La Versys 1000 LT 2018 est offerte à 14 899 $ (14 399 $ pour le modèle 2017).
Somme toute, qu’avons-nous appris en comparant trois modèles de même marque et de même catégorie, mais de cylindrée différente? Premièrement, que la cylindrée importe encore, mais moins qu’avant. La Versys-X 300 fait partie de cette nouvelle génération de motos abordables (avec les G310 de BMW et les 390 de KTM, par exemple) qui offrent une bonne partie des caractéristiques et des fonctions pratiques des motos plus grosses. Et dans la catégorie des machines d’aventure, le poids léger de la 300 devient certainement un avantage. En réalité, la seule Versys que nous avons vraiment eu envie de rouler hors route était la 300. Bien sûr, sa roue avant de 19 po (contre 17 pour les 650 et 1000) constitue un atout, mais c’est surtout sa légèreté qui la démarque : à 175 kg (385 lb), la 300 pèse 74 kg (162 lb) de moins que la 1000. Il s’agit d’un écart imposant.

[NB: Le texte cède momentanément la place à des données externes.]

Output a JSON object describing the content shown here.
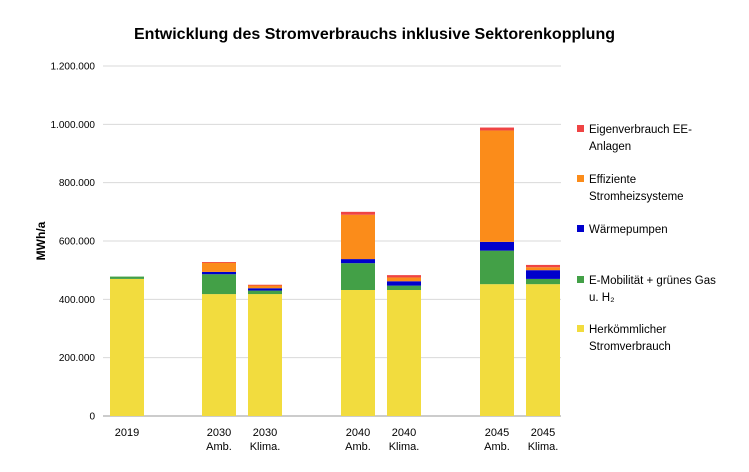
{
  "chart_data": {
    "type": "bar",
    "stacked": true,
    "title": "Entwicklung des Stromverbrauchs inklusive Sektorenkopplung",
    "ylabel": "MWh/a",
    "xlabel": "",
    "ylim": [
      0,
      1200000
    ],
    "yticks": [
      "0",
      "200.000",
      "400.000",
      "600.000",
      "800.000",
      "1.000.000",
      "1.200.000"
    ],
    "grid": true,
    "legend_position": "right",
    "categories": [
      [
        "2019"
      ],
      [
        "2030",
        "Amb."
      ],
      [
        "2030",
        "Klima."
      ],
      [
        "2040",
        "Amb."
      ],
      [
        "2040",
        "Klima."
      ],
      [
        "2045",
        "Amb."
      ],
      [
        "2045",
        "Klima."
      ]
    ],
    "series": [
      {
        "name": "Herkömmlicher Stromverbrauch",
        "legend_lines": [
          "Herkömmlicher",
          "Stromverbrauch"
        ],
        "color": "#F2DC3E",
        "values": [
          470000,
          418000,
          418000,
          432000,
          432000,
          452000,
          452000
        ]
      },
      {
        "name": "E-Mobilität + grünes Gas u. H₂",
        "legend_lines": [
          "E-Mobilität + grünes Gas",
          "u. H₂"
        ],
        "color": "#43A047",
        "values": [
          8000,
          68000,
          12000,
          92000,
          15000,
          115000,
          18000
        ]
      },
      {
        "name": "Wärmepumpen",
        "legend_lines": [
          "Wärmepumpen"
        ],
        "color": "#0000CC",
        "values": [
          0,
          8000,
          8000,
          14000,
          15000,
          30000,
          30000
        ]
      },
      {
        "name": "Effiziente Stromheizsysteme",
        "legend_lines": [
          "Effiziente",
          "Stromheizsysteme"
        ],
        "color": "#FB8C1A",
        "values": [
          0,
          32000,
          10000,
          152000,
          13000,
          382000,
          10000
        ]
      },
      {
        "name": "Eigenverbrauch EE-Anlagen",
        "legend_lines": [
          "Eigenverbrauch EE-",
          "Anlagen"
        ],
        "color": "#EF4444",
        "values": [
          0,
          2000,
          2000,
          10000,
          8000,
          10000,
          8000
        ]
      }
    ]
  }
}
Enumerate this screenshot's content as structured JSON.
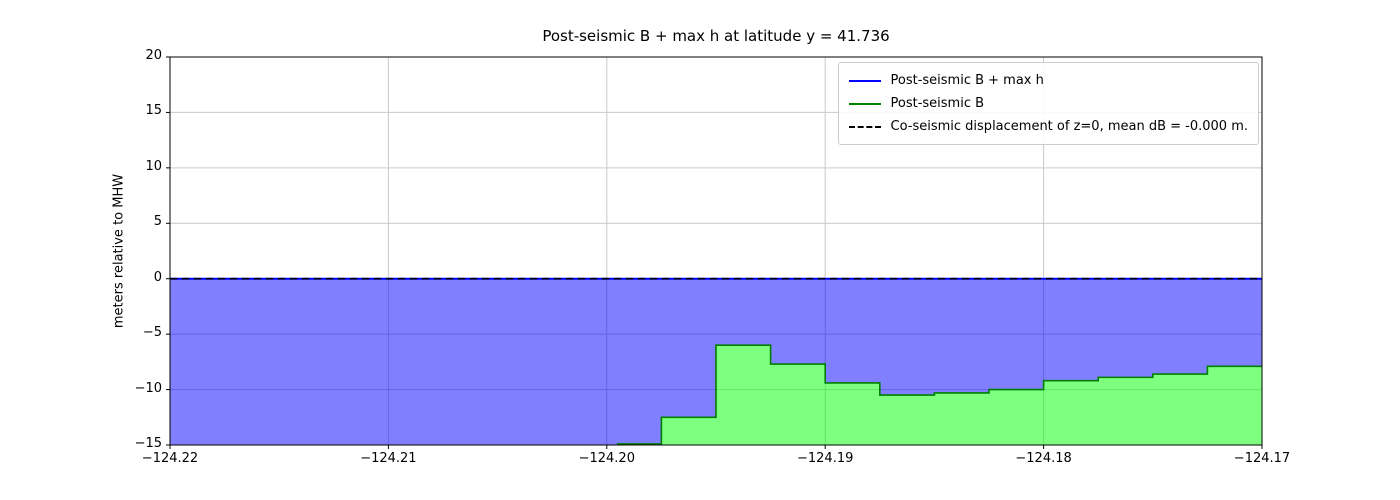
{
  "chart_data": {
    "type": "area",
    "title": "Post-seismic B + max h at latitude y = 41.736",
    "xlabel": "",
    "ylabel": "meters relative to MHW",
    "xlim": [
      -124.22,
      -124.17
    ],
    "ylim": [
      -15,
      20
    ],
    "grid": {
      "visible": true,
      "color": "#c9c9c9"
    },
    "background": "#ffffff",
    "xticks": {
      "positions": [
        -124.22,
        -124.21,
        -124.2,
        -124.19,
        -124.18,
        -124.17
      ],
      "labels": [
        "−124.22",
        "−124.21",
        "−124.20",
        "−124.19",
        "−124.18",
        "−124.17"
      ]
    },
    "yticks": {
      "positions": [
        -15,
        -10,
        -5,
        0,
        5,
        10,
        15,
        20
      ],
      "labels": [
        "−15",
        "−10",
        "−5",
        "0",
        "5",
        "10",
        "15",
        "20"
      ]
    },
    "legend": {
      "location": "upper right",
      "entries": [
        {
          "label": "Post-seismic B + max h",
          "color": "#0000ff",
          "style": "solid"
        },
        {
          "label": "Post-seismic B",
          "color": "#008000",
          "style": "solid"
        },
        {
          "label": "Co-seismic displacement of z=0, mean dB = -0.000 m.",
          "color": "#000000",
          "style": "dashed"
        }
      ]
    },
    "series": [
      {
        "name": "Post-seismic B + max h",
        "kind": "hline_with_fill_down_to_B",
        "y": 0.0,
        "line_color": "#0000ff",
        "fill_color": "rgba(0,0,255,0.5)"
      },
      {
        "name": "Post-seismic B",
        "kind": "step",
        "x_edges": [
          -124.22,
          -124.1995,
          -124.1975,
          -124.195,
          -124.1925,
          -124.19,
          -124.1875,
          -124.185,
          -124.1825,
          -124.18,
          -124.1775,
          -124.175,
          -124.1725,
          -124.17
        ],
        "values": [
          -16.0,
          -14.9,
          -12.5,
          -6.0,
          -7.7,
          -9.4,
          -10.5,
          -10.3,
          -10.0,
          -9.2,
          -8.9,
          -8.6,
          -7.9
        ],
        "line_color": "#008000",
        "fill_color": "rgba(0,255,0,0.5)"
      },
      {
        "name": "Co-seismic displacement of z=0, mean dB = -0.000 m.",
        "kind": "hline",
        "y": 0.0,
        "line_color": "#000000",
        "line_style": "dashed"
      }
    ]
  }
}
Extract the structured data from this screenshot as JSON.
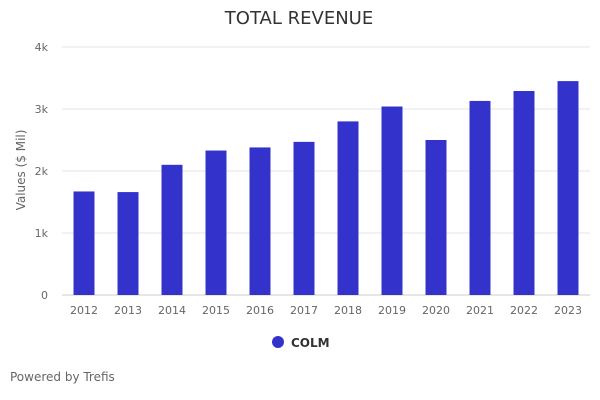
{
  "chart_data": {
    "type": "bar",
    "title": "TOTAL REVENUE",
    "ylabel": "Values ($ Mil)",
    "xlabel": "",
    "categories": [
      "2012",
      "2013",
      "2014",
      "2015",
      "2016",
      "2017",
      "2018",
      "2019",
      "2020",
      "2021",
      "2022",
      "2023"
    ],
    "series": [
      {
        "name": "COLM",
        "color": "#3333cc",
        "values": [
          1670,
          1660,
          2100,
          2330,
          2380,
          2470,
          2800,
          3040,
          2500,
          3130,
          3290,
          3450
        ]
      }
    ],
    "ylim": [
      0,
      4000
    ],
    "yticks": [
      0,
      1000,
      2000,
      3000,
      4000
    ],
    "ytick_labels": [
      "0",
      "1k",
      "2k",
      "3k",
      "4k"
    ],
    "grid": true,
    "legend_position": "bottom-center"
  },
  "footer": {
    "credit": "Powered by Trefis"
  }
}
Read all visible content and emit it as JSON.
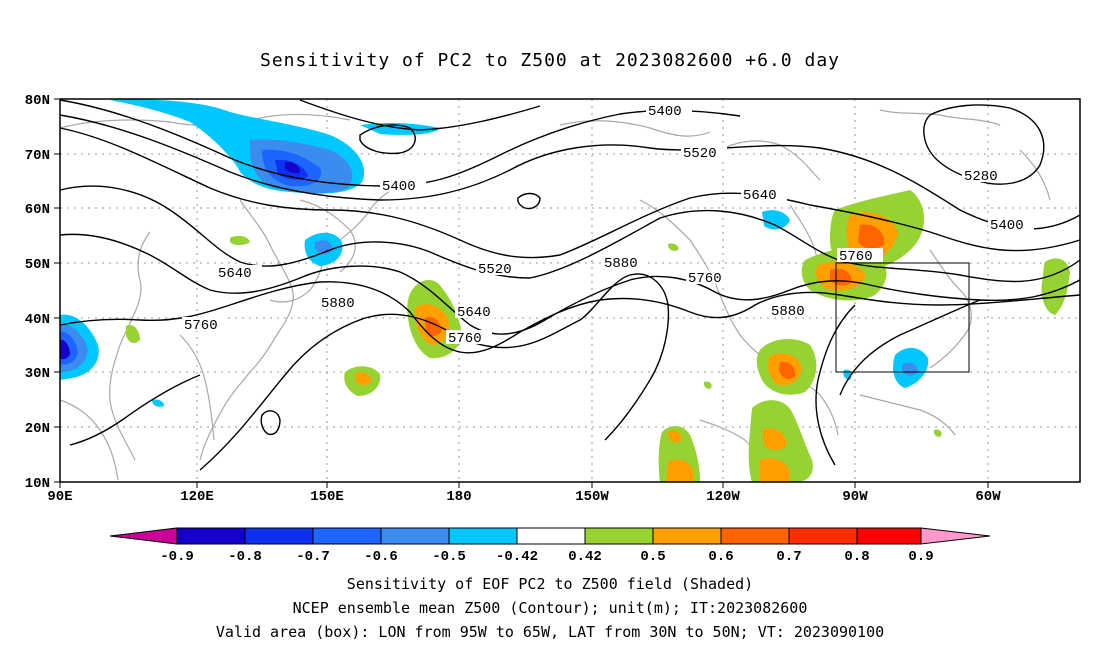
{
  "title": "Sensitivity of PC2 to Z500 at 2023082600 +6.0 day",
  "map": {
    "lat_labels": [
      "80N",
      "70N",
      "60N",
      "50N",
      "40N",
      "30N",
      "20N",
      "10N"
    ],
    "lon_labels": [
      "90E",
      "120E",
      "150E",
      "180",
      "150W",
      "120W",
      "90W",
      "60W"
    ],
    "contour_labels": [
      "5400",
      "5520",
      "5640",
      "5760",
      "5880",
      "5280",
      "5400",
      "5640",
      "5760",
      "5520",
      "5760",
      "5880",
      "5880",
      "5760",
      "5400"
    ],
    "box": {
      "lon_west": "95W",
      "lon_east": "65W",
      "lat_south": "30N",
      "lat_north": "50N"
    }
  },
  "colorbar": {
    "labels": [
      "-0.9",
      "-0.8",
      "-0.7",
      "-0.6",
      "-0.5",
      "-0.42",
      "0.42",
      "0.5",
      "0.6",
      "0.7",
      "0.8",
      "0.9"
    ],
    "colors": [
      "#cc0099",
      "#1400c8",
      "#0a32f0",
      "#1e64ff",
      "#3c8cf0",
      "#00c8ff",
      "#ffffff",
      "#96d232",
      "#ffa000",
      "#ff6400",
      "#ff2d00",
      "#ff0000",
      "#ff99cc"
    ]
  },
  "footer": {
    "line1": "Sensitivity of EOF PC2 to Z500 field (Shaded)",
    "line2": "NCEP ensemble mean Z500 (Contour); unit(m); IT:2023082600",
    "line3": "Valid area (box): LON from 95W to 65W, LAT from 30N to 50N; VT: 2023090100"
  }
}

Et comment ces trois Kawasaki se comparent-elles par rapport à leurs concurrentes directes des autres marques? La Versys X 300 se trouve au sommet de sa catégorie : c’est le modèle qui fait le plus « vraie moto » du segment des 300. La 650 s’avère très compétente également, et elle est nettement améliorée par rapport au modèle original. Par contre, elle doit faire face à une concurrence sérieuse avec la Suzuki V-Strom 650. Quant à la 1000, elle reste dans l’ombre de ses rivales plus puissantes et plus équipées. Mais elle mériterait plus de visibilité parce que c’est une machine simple, conviviale et particulièrement agréable; un de nos testeurs en ferait son premier choix dans la catégorie des grosses machines d’aventure.